The captain, who has not been named, radioed the Australian Maritime Safety Authority to explain his decision.

"He made the point that he was concerned for his crew's safety and therefore decided to take the ship to Christmas Island," Clare said.

Clare said he did not have details of the behavior of the asylum seekers, reported by The West Australian newspaper to be Middle Eastern men.

But he was concerned that a ship's crew could feel threatened after rescuing seafarers in distress.

"It shows you just how dangerous it can be out on the high seas when you've got desperate people doing dangerous things," Clare said.

The asylum seekers were delivered to the immigration detention center on Christmas Island late Tuesday, hours after the government warned that any new boat arrivals could be sent to Nauru, a tiny atoll, or an island off Papua New Guinea, Australia's nearest neighbor, to have their refugee claims assessed.

The minor Greens party has condemned the plan as cruel.

The Australian Federal Police would not immediately say Thursday whether the asylum seekers were under criminal investigation.

Opposition immigration spokesman Scott Morrison described their apparent threat of violence toward their rescuers as "outrageous."

"They shouldn't be being assessed (as refugees), they should be being investigated for potential crimes of piracy that carries a life sentence under our Crimes Act," Morrison told reporters.

Prime Minister Julia Gillard declined to say whether the asylum seekers should be questioned by police.

"If anyone in any circumstance anywhere engages in unlawful conduct, then of course that unlawful conduct should be acted upon," she told reporters.

Australian National University international law professor Don Rothwell said Australia had jurisdiction to prosecute for an act of piracy anywhere in the world. He did not give an opinion on whether the asylum seekers' alleged conduct fit the legal definition of piracy.
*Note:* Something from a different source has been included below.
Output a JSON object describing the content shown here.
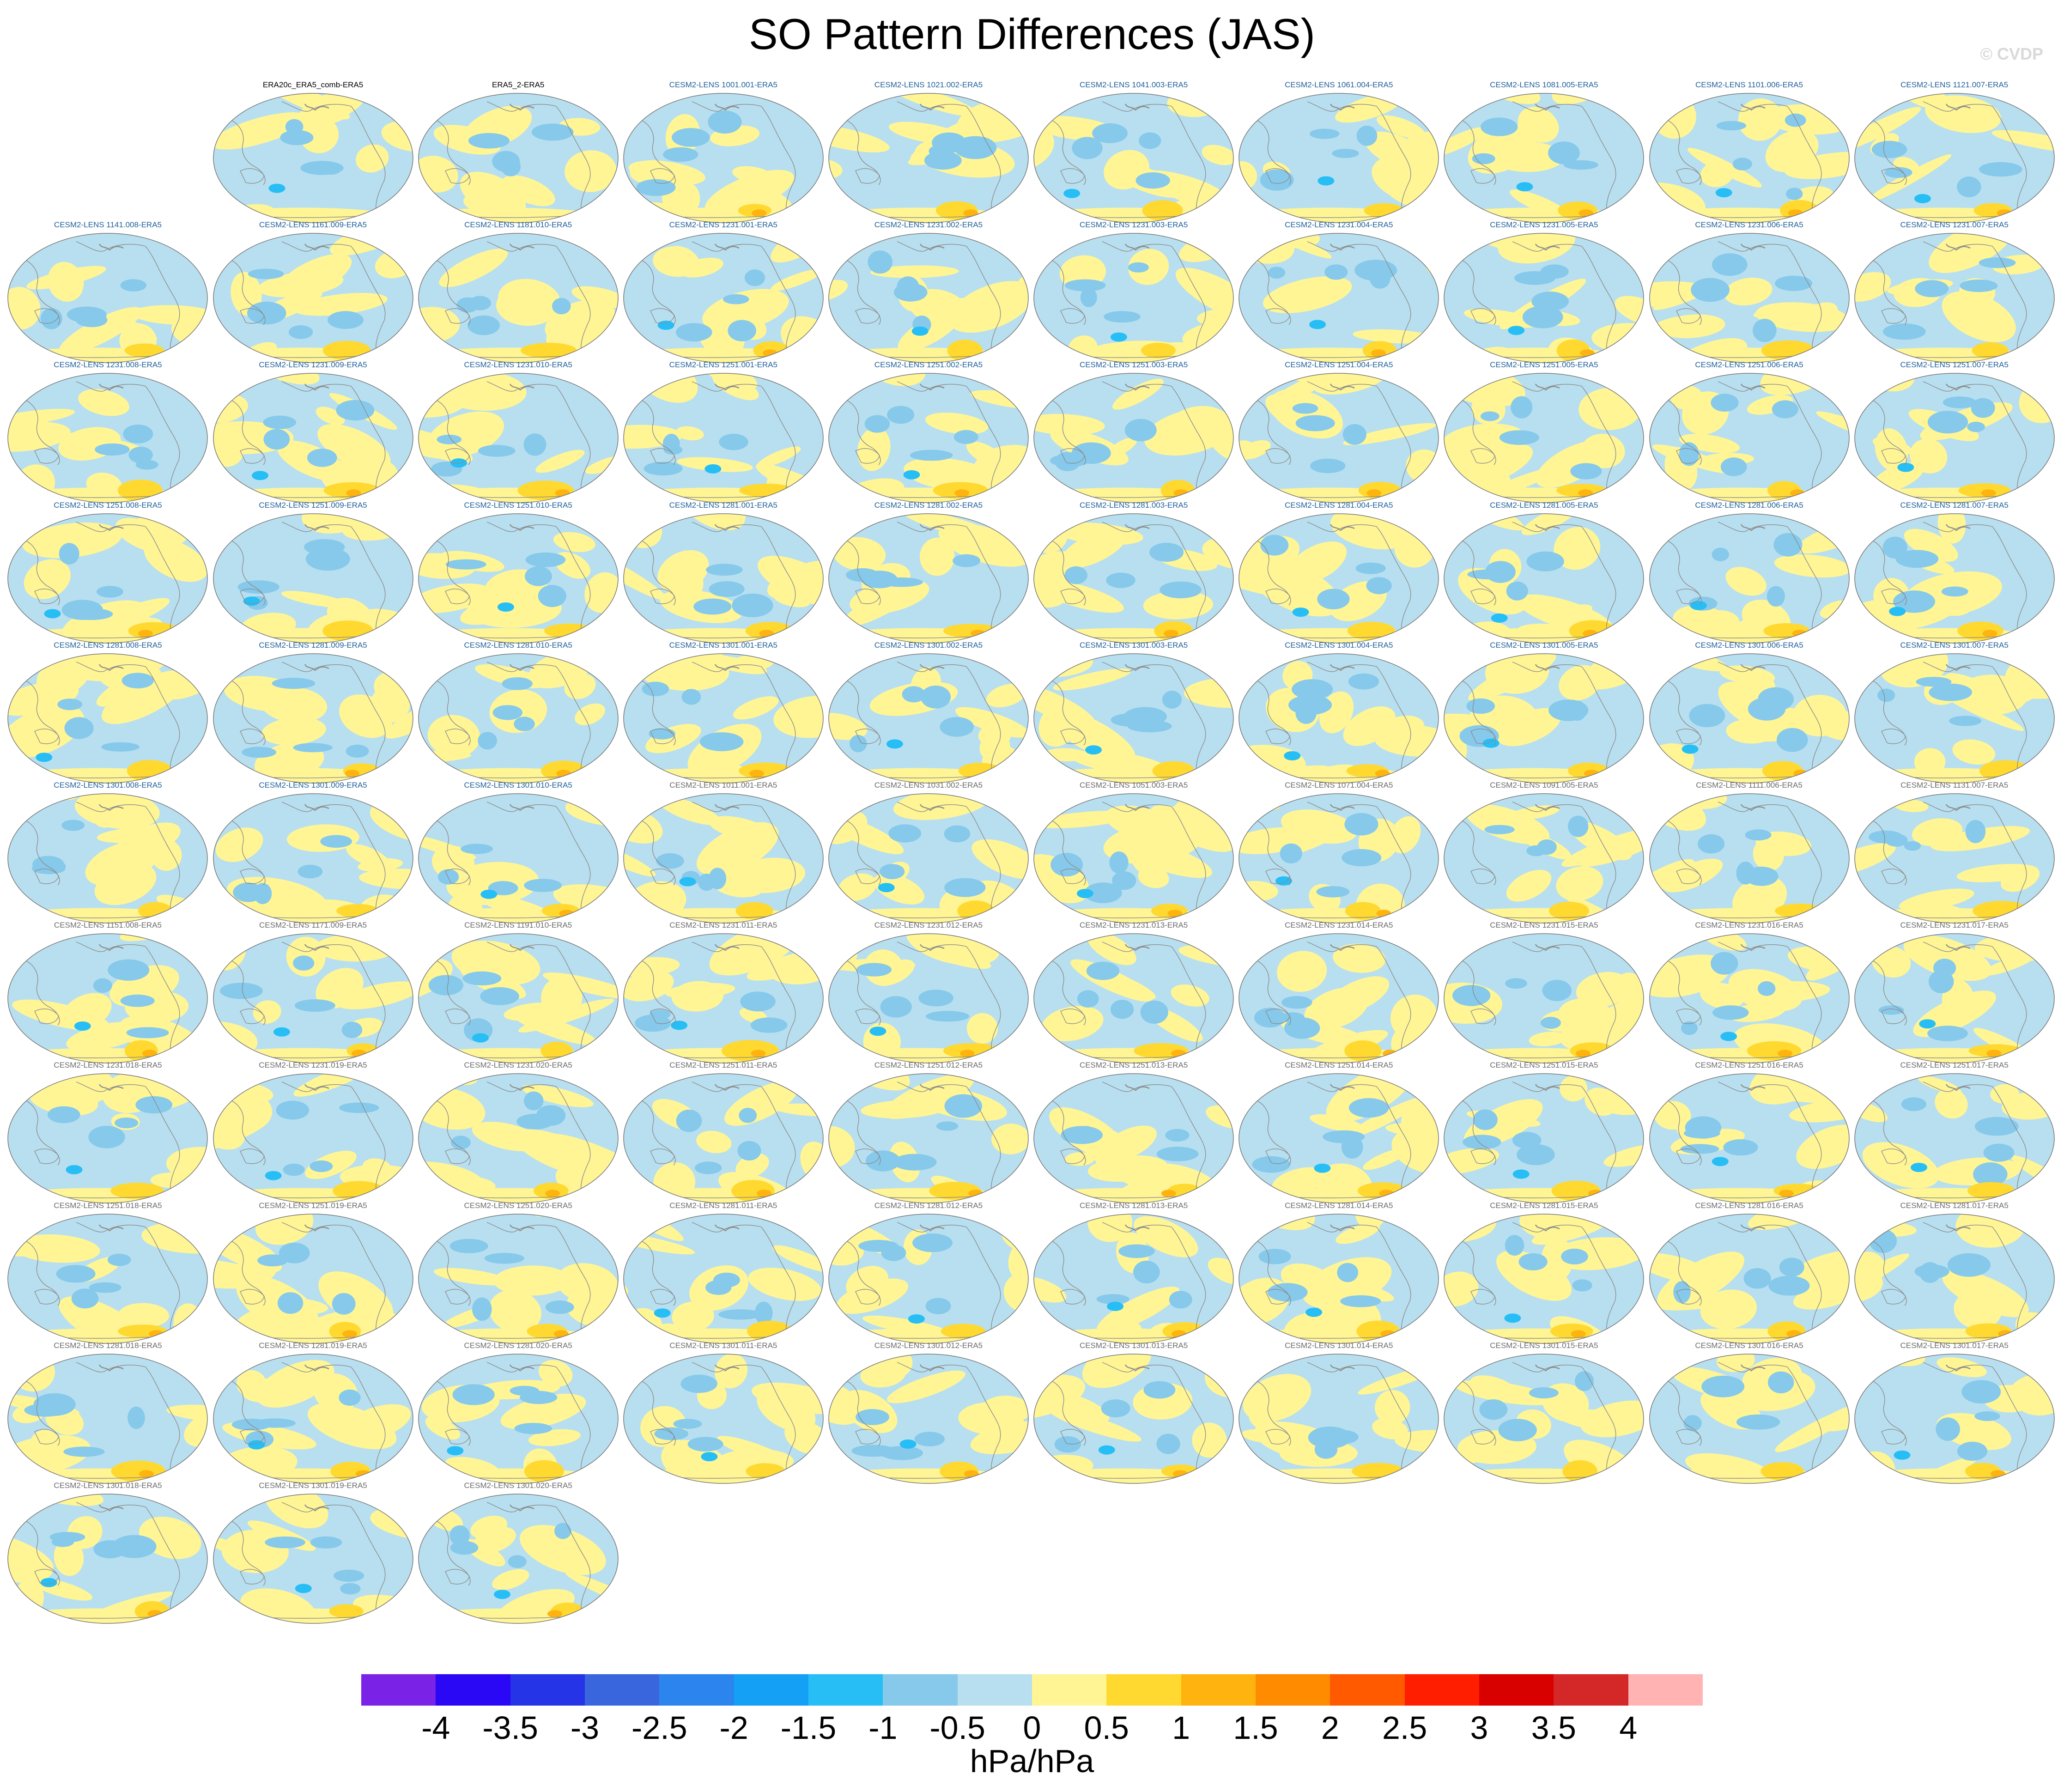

Clare said military reconnaissance teams would fly to Papua New Guinea on Thursday and Nauru on Friday to plan the new detention camps. He expects the first asylum seekers to be sent to Nauru within a month, although an agreement has yet to be finalized with that country's government.

More than 7,600 asylum seekers -- many from war-torn countries, including Afghanistan, Iraq and Sri Lanka -- have reached Christmas Island in more than 100 boats so far this year.

A surge in boat arrivals and the deaths of more than 600 asylum seekers at sea in the past three years has prompted a tougher government stance.